A source close to Hariri said that a dinner Wednesday between Hariri and caretaker Foreign Minister Gebran Bassil in London had broached the Cabinet topic, “and several proposals were discussed, but no final solution was found.”

The source close to Hariri said the premier-designate would be back in Beirut at the end of the week.

In London, Hariri headed a high-level delegation to the Lebanon-U.K. Business Investment Forum, aimed at courting British investment in the country.

Hariri worked during the trip to reassure the international community that Lebanon was a safe, lucrative place for investment despite the country’s floundering economy and protracted Cabinet crisis. “We can even do business in Lebanon, even with a caretaker government,” Hariri said.

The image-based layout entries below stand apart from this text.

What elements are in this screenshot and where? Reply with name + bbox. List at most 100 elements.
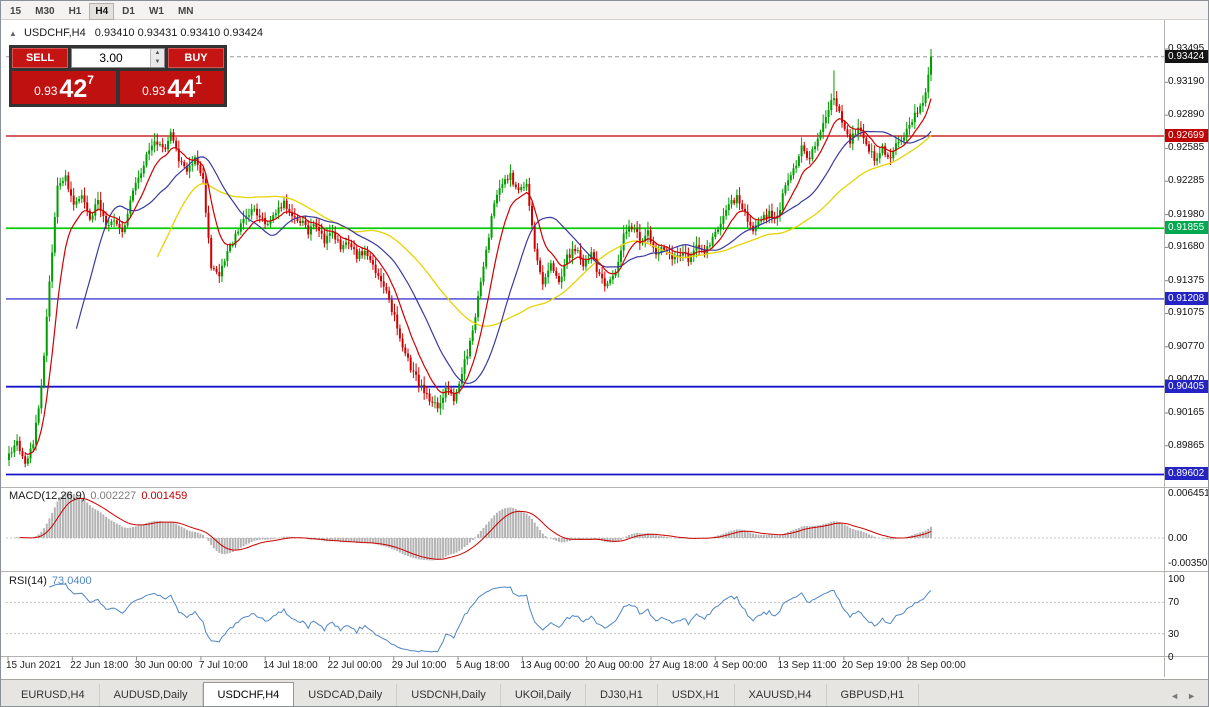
candle-body xyxy=(269,220,272,224)
candle-body xyxy=(789,175,792,181)
price-tick: 0.92285 xyxy=(1168,175,1205,187)
period-button-h1[interactable]: H1 xyxy=(63,3,88,20)
candle-body xyxy=(137,177,140,183)
candle-body xyxy=(156,141,159,145)
candle-body xyxy=(425,393,428,395)
candle-body xyxy=(80,195,83,199)
candle-body xyxy=(315,224,318,228)
price-tick: 0.90770 xyxy=(1168,340,1205,352)
tab-audusd-daily[interactable]: AUDUSD,Daily xyxy=(100,684,203,706)
period-button-h4[interactable]: H4 xyxy=(89,3,115,20)
candle-body xyxy=(253,208,256,210)
candle-body xyxy=(404,347,407,354)
candle-body xyxy=(811,149,814,160)
period-button-15[interactable]: 15 xyxy=(4,3,27,20)
macd-signal-line xyxy=(19,497,932,560)
tab-usdcad-daily[interactable]: USDCAD,Daily xyxy=(294,684,398,706)
candle-body xyxy=(876,158,879,161)
sell-button[interactable]: SELL xyxy=(12,48,68,68)
candle-body xyxy=(520,187,523,191)
sell-price-big: 42 xyxy=(59,75,88,103)
collapse-chart-icon[interactable]: ▲ xyxy=(9,29,17,38)
candle-body xyxy=(814,146,817,150)
tab-usdx-h1[interactable]: USDX,H1 xyxy=(658,684,735,706)
rsi-axis-label: 100 xyxy=(1168,574,1185,585)
candle-body xyxy=(708,245,711,247)
candle-body xyxy=(433,402,436,404)
candle-body xyxy=(619,250,622,262)
candle-body xyxy=(344,242,347,245)
period-button-mn[interactable]: MN xyxy=(172,3,200,20)
candle-body xyxy=(552,263,555,271)
candle-body xyxy=(417,374,420,387)
volume-up-button[interactable]: ▲ xyxy=(151,49,164,58)
candle-body xyxy=(64,175,67,182)
candle-body xyxy=(94,204,97,216)
macd-name: MACD(12,26,9) xyxy=(9,490,86,502)
candle-body xyxy=(841,111,844,123)
candle-body xyxy=(167,140,170,150)
candle-body xyxy=(924,92,927,104)
tab-usdchf-h4[interactable]: USDCHF,H4 xyxy=(202,682,295,706)
candle-body xyxy=(765,214,768,219)
tab-gbpusd-h1[interactable]: GBPUSD,H1 xyxy=(827,684,920,706)
candle-body xyxy=(361,251,364,256)
candle-body xyxy=(536,248,539,261)
tab-ukoil-daily[interactable]: UKOil,Daily xyxy=(501,684,587,706)
time-label: 15 Jun 2021 xyxy=(6,660,62,671)
candle-body xyxy=(285,200,288,209)
period-button-m30[interactable]: M30 xyxy=(29,3,60,20)
candle-body xyxy=(719,223,722,230)
candle-body xyxy=(579,250,582,260)
candle-body xyxy=(533,225,536,249)
candle-body xyxy=(353,247,356,250)
candle-body xyxy=(318,227,321,231)
candle-body xyxy=(291,212,294,217)
sell-price-button[interactable]: 0.93 42 7 xyxy=(12,71,116,104)
time-label: 14 Jul 18:00 xyxy=(263,660,318,671)
tab-scroll-right-icon[interactable]: ► xyxy=(1187,691,1196,701)
candle-body xyxy=(358,251,361,259)
tab-dj30-h1[interactable]: DJ30,H1 xyxy=(586,684,658,706)
candle-body xyxy=(606,283,609,287)
candle-body xyxy=(787,180,790,186)
period-button-w1[interactable]: W1 xyxy=(143,3,170,20)
buy-price-button[interactable]: 0.93 44 1 xyxy=(120,71,224,104)
volume-stepper: ▲ ▼ xyxy=(150,49,164,67)
tab-eurusd-h4[interactable]: EURUSD,H4 xyxy=(7,684,100,706)
candle-body xyxy=(865,138,868,145)
candle-body xyxy=(172,132,175,141)
candle-body xyxy=(161,144,164,148)
buy-price-base: 0.93 xyxy=(142,84,166,98)
period-button-d1[interactable]: D1 xyxy=(116,3,141,20)
candle-body xyxy=(320,230,323,234)
time-label: 5 Aug 18:00 xyxy=(456,660,510,671)
buy-button[interactable]: BUY xyxy=(168,48,224,68)
tab-scroll-left-icon[interactable]: ◄ xyxy=(1170,691,1180,701)
volume-field[interactable]: 3.00 ▲ ▼ xyxy=(71,48,165,68)
candle-body xyxy=(466,356,469,360)
candle-body xyxy=(733,200,736,204)
candle-body xyxy=(350,243,353,248)
candle-body xyxy=(927,74,930,93)
candle-body xyxy=(584,260,587,267)
candle-body xyxy=(603,278,606,287)
candle-body xyxy=(16,440,19,446)
candle-body xyxy=(738,195,741,204)
volume-down-button[interactable]: ▼ xyxy=(151,58,164,67)
tab-usdcnh-daily[interactable]: USDCNH,Daily xyxy=(397,684,501,706)
candle-body xyxy=(490,215,493,238)
tab-xauusd-h4[interactable]: XAUUSD,H4 xyxy=(735,684,827,706)
price-tick: 0.91980 xyxy=(1168,208,1205,220)
chart-canvas[interactable] xyxy=(1,19,1209,677)
candle-body xyxy=(374,264,377,274)
candle-body xyxy=(363,250,366,256)
candle-body xyxy=(781,193,784,210)
timeframe-toolbar: 15 M30 H1 H4 D1 W1 MN xyxy=(1,1,1208,20)
price-badge: 0.92699 xyxy=(1165,129,1208,142)
candle-body xyxy=(835,98,838,107)
candle-body xyxy=(229,244,232,252)
candle-body xyxy=(509,172,512,181)
candle-body xyxy=(671,253,674,260)
candle-body xyxy=(722,215,725,224)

Hariri explained that the formation process was taking longer than usual because “there is a new set of people in Parliament, and we need to take that into consideration … This is a democracy, after all.” The parliamentary elections held in May were Lebanon’s first in nine years.

In the absence of a government, Lebanon has been slow to enact reforms that the international community has said it wants to see before unlocking aid pledged during April’s CEDRE conference. The conference, which garnered more than $11 billion in soft loans and grants, sought to bolster Lebanon’s infrastructure and economy. Fears of an economic collapse have grown as the Cabinet stalemate goes on. “Hopefully once we see the government formed you will see a lot of these issues being resolved because we have a strategy to tackle these problems,” Hariri said.

The premier-designate’s reassurances come less than a week after France’s ambassador to Lebanon, Bruno Foucher, warned that Lebanon’s failure to form a government risked its ability to take advantage of the CEDRE pledges. He noted that investors interested in the projects proposed in Lebanon’s Capital Investment Plan would not hesitate to look for opportunities elsewhere.

A World Bank source previously told The Daily Star, “If Lebanon doesn’t do anything about this Cabinet impasse, many other countries are in need of this money.”

“There are no two people who differ on the [belief in the] need to form a government; when the World Bank and other institutions push us to form a government, I think this is for the benefit of Lebanon,” Hariri said.

“Most people today really believe in the CEDRE reforms because they know we can’t do business as we did before. We need to change.”